Pero sí tenemos la certeza de que
tarde o temprano llegará nuestro final, y pocas veces nos preparamos para ello,
las más lo evitamos e incluso rehusamos hablar de este tema.
Si la
muerte fuera el plácido desenlace de una vida larga y entregada, no nos
impactaría tanto. Pero la muerte llega muchas veces de forma imprevista y
cuando menos se espera. Por eso más que la muerte nos asusta la forma y el momento.
Es
natural que una vida limitada y frágil como la nuestra tenga su fin. Pero es
contrario a la creación y voluntad de Dios que esa muerte sea provocada por el
mal, el egoísmo o la violencia. Podemos comprender que el presente nos sirva
como preparación para el vivir definitivo pero no podemos entender que se
trunque de forma voluntaria por el odio y la ambición, o como medio para
cualquier objetivo.
Todos
sufrimos por igual la separación de los nuestros. Todos vivimos el desgarro que
supone una muerte motivada por una enfermedad o accidente. Cómo no
solidarizarnos en el dolor con aquellos que han de sufrir la muerte violenta de
los suyos.
Hoy
somos solidarios en el dolor y en el recuerdo. La muerte nos iguala a todos y
no sabe de clases, ideas o bondad. Pobres y ricos, buenos y malos, todos tienen
alguien que los recuerde y ame y si alguno fuera olvidado de los suyos, jamás
dejaría de permanecer en la memoria de Dios.

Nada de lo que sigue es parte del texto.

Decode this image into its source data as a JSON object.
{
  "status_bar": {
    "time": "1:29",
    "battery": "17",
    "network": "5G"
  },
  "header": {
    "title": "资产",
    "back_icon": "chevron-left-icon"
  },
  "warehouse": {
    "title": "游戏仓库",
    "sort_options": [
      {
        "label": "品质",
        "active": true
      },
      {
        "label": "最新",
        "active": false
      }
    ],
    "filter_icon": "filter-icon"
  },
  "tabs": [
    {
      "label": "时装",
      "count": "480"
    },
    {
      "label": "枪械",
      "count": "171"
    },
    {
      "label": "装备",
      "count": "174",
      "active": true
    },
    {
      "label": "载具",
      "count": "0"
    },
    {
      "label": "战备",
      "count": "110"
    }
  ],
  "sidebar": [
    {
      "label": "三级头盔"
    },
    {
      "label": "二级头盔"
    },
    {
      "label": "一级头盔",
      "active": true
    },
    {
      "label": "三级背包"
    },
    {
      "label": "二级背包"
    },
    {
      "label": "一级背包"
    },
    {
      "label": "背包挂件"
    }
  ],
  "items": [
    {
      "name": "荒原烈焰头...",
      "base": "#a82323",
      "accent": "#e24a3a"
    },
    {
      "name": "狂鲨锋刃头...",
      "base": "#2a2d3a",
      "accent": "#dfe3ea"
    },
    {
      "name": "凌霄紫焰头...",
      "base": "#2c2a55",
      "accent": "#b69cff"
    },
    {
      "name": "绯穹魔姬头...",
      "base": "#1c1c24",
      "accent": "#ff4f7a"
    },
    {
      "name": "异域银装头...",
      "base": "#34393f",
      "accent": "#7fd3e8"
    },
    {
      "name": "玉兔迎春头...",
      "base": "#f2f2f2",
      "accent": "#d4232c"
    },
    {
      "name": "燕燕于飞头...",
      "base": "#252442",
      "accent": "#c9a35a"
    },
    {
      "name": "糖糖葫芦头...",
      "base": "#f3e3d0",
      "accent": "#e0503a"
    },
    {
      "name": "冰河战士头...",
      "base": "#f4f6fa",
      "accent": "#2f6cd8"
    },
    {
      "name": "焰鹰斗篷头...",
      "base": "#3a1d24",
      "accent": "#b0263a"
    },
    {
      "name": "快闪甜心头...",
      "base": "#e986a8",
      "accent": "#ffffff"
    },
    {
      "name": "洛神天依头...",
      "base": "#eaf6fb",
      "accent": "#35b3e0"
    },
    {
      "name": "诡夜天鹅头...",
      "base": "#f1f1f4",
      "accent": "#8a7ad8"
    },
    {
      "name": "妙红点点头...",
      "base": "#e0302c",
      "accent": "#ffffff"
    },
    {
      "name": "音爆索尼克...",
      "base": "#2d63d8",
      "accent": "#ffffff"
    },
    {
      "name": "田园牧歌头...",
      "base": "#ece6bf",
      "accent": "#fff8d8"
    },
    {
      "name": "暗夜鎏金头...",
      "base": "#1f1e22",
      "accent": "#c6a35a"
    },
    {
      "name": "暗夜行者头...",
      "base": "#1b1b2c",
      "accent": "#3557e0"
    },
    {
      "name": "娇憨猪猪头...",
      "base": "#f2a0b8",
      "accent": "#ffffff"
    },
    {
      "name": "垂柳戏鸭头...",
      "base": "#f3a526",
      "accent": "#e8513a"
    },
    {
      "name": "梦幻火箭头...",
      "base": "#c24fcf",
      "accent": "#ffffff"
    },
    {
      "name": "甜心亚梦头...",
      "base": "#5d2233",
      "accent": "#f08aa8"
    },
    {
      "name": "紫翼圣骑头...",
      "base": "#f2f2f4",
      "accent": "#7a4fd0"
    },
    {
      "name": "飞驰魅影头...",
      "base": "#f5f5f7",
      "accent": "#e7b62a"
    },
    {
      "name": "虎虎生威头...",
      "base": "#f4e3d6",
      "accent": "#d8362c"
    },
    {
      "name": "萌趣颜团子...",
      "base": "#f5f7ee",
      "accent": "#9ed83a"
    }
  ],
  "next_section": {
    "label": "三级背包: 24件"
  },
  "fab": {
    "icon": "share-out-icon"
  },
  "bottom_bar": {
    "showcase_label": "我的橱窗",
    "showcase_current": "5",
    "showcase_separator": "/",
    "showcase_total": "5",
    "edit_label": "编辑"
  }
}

Pocas cosas nos distinguen a los creyentes de los no
creyentes a la hora de compartir la muerte. Pero hay una que sí es propia del
cristiano, su fe en la resurrección. Cristo ha resucitado, y en esa esperanza
vivimos y morimos todos nosotros.
Los
cristianos hemos intentado humanizar todo lo que nos afecta, también la muerte;
y hemos sabido descubrir en medio de ella la mano amorosa de Dios. Jesús es el
Señor de la vida que se acerca al sufrimiento. Jesús es el hombre que acude
para devolver a la vida a la hija de Jairo, es el que coge de la mano al joven
muerto y se lo devuelve a su madre, la viuda de Naím. Es el que llena de
esperanza a Marta y María ante la tumba
de su hermano Lázaro. Pero sobre todo es el que entrega en las manos amorosas
del Padre su propio espíritu antes de morir. Podemos acoger su vida y su muerte
como testimonio de amor y esperanza para las nuestras, o quedarnos como
aquellos judíos burlándonos en su dolor diciendo “a otros salvó, que se salve a
sí mismo”.
Dios quiere que todos los hombres se salven, y así nos
lo muestra Jesús en su evangelio de vida, “esta es la voluntad de mi Padre, que
no pierda nada de lo que me dio y lo resucite en el último día”. La vida de
Dios es gratuita, universal y eterna, y a esta vida estamos todos invitados.
La vida
es un don que hemos de cuidar desde nuestro nacimiento hasta nuestra muerte
sabiendo poner en medio de ella el amor incondicional y pleno del Señor.
Hoy
recordamos a nuestros seres queridos que ya están contemplando el rostro de
Dios porque gozan de su vida en plenitud. Nosotros y muchos hermanos enfermos,
ancianos o impedidos, tenemos todavía que peregrinar por este valle de
lágrimas. Pongamos más esperanza y consuelo en sus vidas con nuestra cercanía y
la de toda
Obremos con los demás como quisiéramos que lo hicieran con nosotros y no neguemos a nadie el derecho que tiene a ser asistido en la vida para ayudarle a morir humana y cristianamente.